Interesting afternoon…

inxilpro · August 3, 2015, 11:45pm

Hey all,

We’ve had an interesting afternoon at InterNACHI. Our server got hit with a denial of service, or DDoS, attack, and we were dealing with 50x traffic for several hours. This is what it looked like:

We’ve contained the problem and blocked the offending IPs, and have been monitoring the situation. Sorry if anyone was affected by slowness or downtime!

If you’re in Ukraine and just accidentally tried to download all of NACHI.ORG every second for several hours, sorry we had to block you!

Chris

belliott · August 3, 2015, 11:47pm

Wondered what happened.
What is the purpose of this type attack ?

mcyr · August 3, 2015, 11:50pm

Well, that explains the Server is too busy for a few minutes.

dhays · August 3, 2015, 11:52pm

They were just trying to slow Frank Rotte down a little. He was burning up the NACHI server. :mrgreen:

frotte · August 3, 2015, 11:58pm

Hardly fazed me.

inxilpro · August 3, 2015, 11:59pm

Hard to say, and probably no way we’ll ever know. When you get as big as we are, you become a target for stuff like this. We deal with a handful of attacks like this every month. Usually they’re not as big as this, or don’t cause as many problems. This one just was particularly effective.

Just for fun, I logged out of one of our servers and then logged back in immediately. When I logged back in, I was greeted with this:

So, in less than 3 seconds our server saw 17 attempts to break into it. It’s just the reality that we have to deal with nowadays. Luckily, 90% of the time our automated systems catch it, and 90% of the time that they don’t, our IT team steps in before we get into any trouble.
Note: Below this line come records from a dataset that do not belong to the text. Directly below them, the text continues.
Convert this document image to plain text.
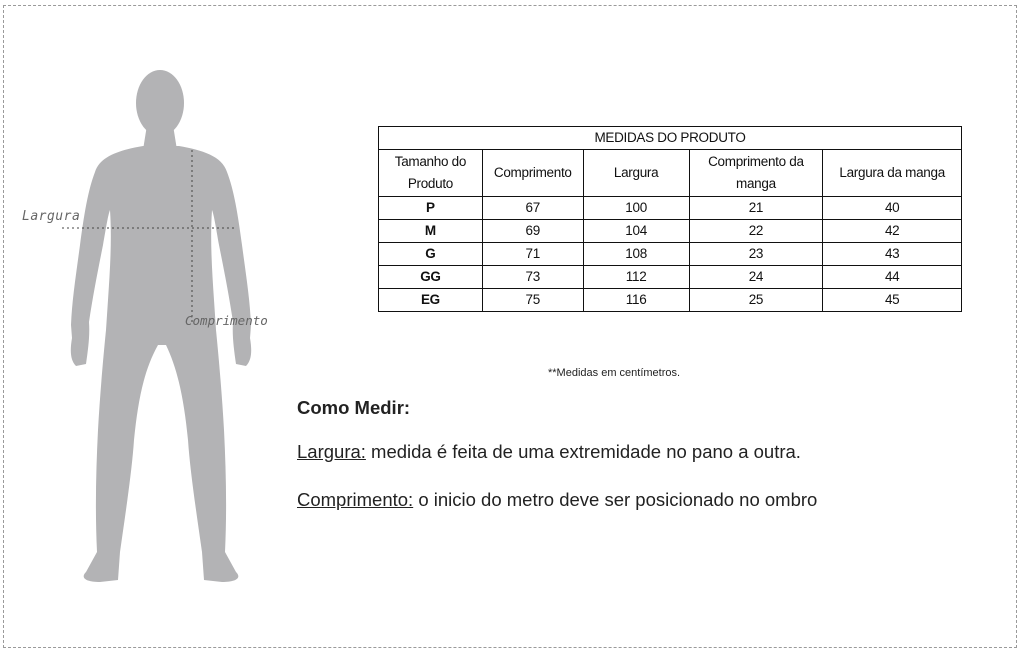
Largura
Comprimento
MEDIDAS DO PRODUTO				
Tamanho do Produto	Comprimento	Largura	Comprimento da manga	Largura da manga
P	67	100	21	40
M	69	104	22	42
G	71	108	23	43
GG	73	112	24	44
EG	75	116	25	45
**Medidas em centímetros.
Como Medir:
Largura: medida é feita de uma extremidade no pano a outra.
Comprimento: o inicio do metro deve ser posicionado no ombro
Also, we use really freaking strong passwords

Chris

sfetty · August 4, 2015, 12:43am

I noticed about an hour or two of the “the server being too busy”. Thanks for the update as to what happened. My Google Adwords info tells me I’m flooded with traffic from Russia, is there a way to stop or guard from the attacks?

rernst1 · August 4, 2015, 3:29am

Good job stopping that DOS. It shows a good IT team. Back in the day I worked for a company that was attached allot and it can eat up allot of resources.

lkage · August 4, 2015, 3:55am

Thanks for the update and your teams’ expertise.

belliott · August 4, 2015, 7:21am

Seems all the attacks come from Russia most of the time.
I know Dom deals with them for years from there.
Whats the deal with Russia and Hackers ?..LOL

I suppose they are doing us all a favor in the long run by teaching us to learn security.

cwallace1 · August 4, 2015, 1:03pm

They are usually attempting to break in to obtain / steal personal information: user names, passwords, credit card info, DOB, SSN, etc…

Thanks for the update Chris.

jjonas · August 4, 2015, 3:47pm

It’s Nick’s fault.

dmorris5 · August 9, 2015, 11:08pm

People need to get a life and quit doing “Mindless” junk like this. It just shows they are not progressing in life other than getting some sort of satisfaction on causing other people pain.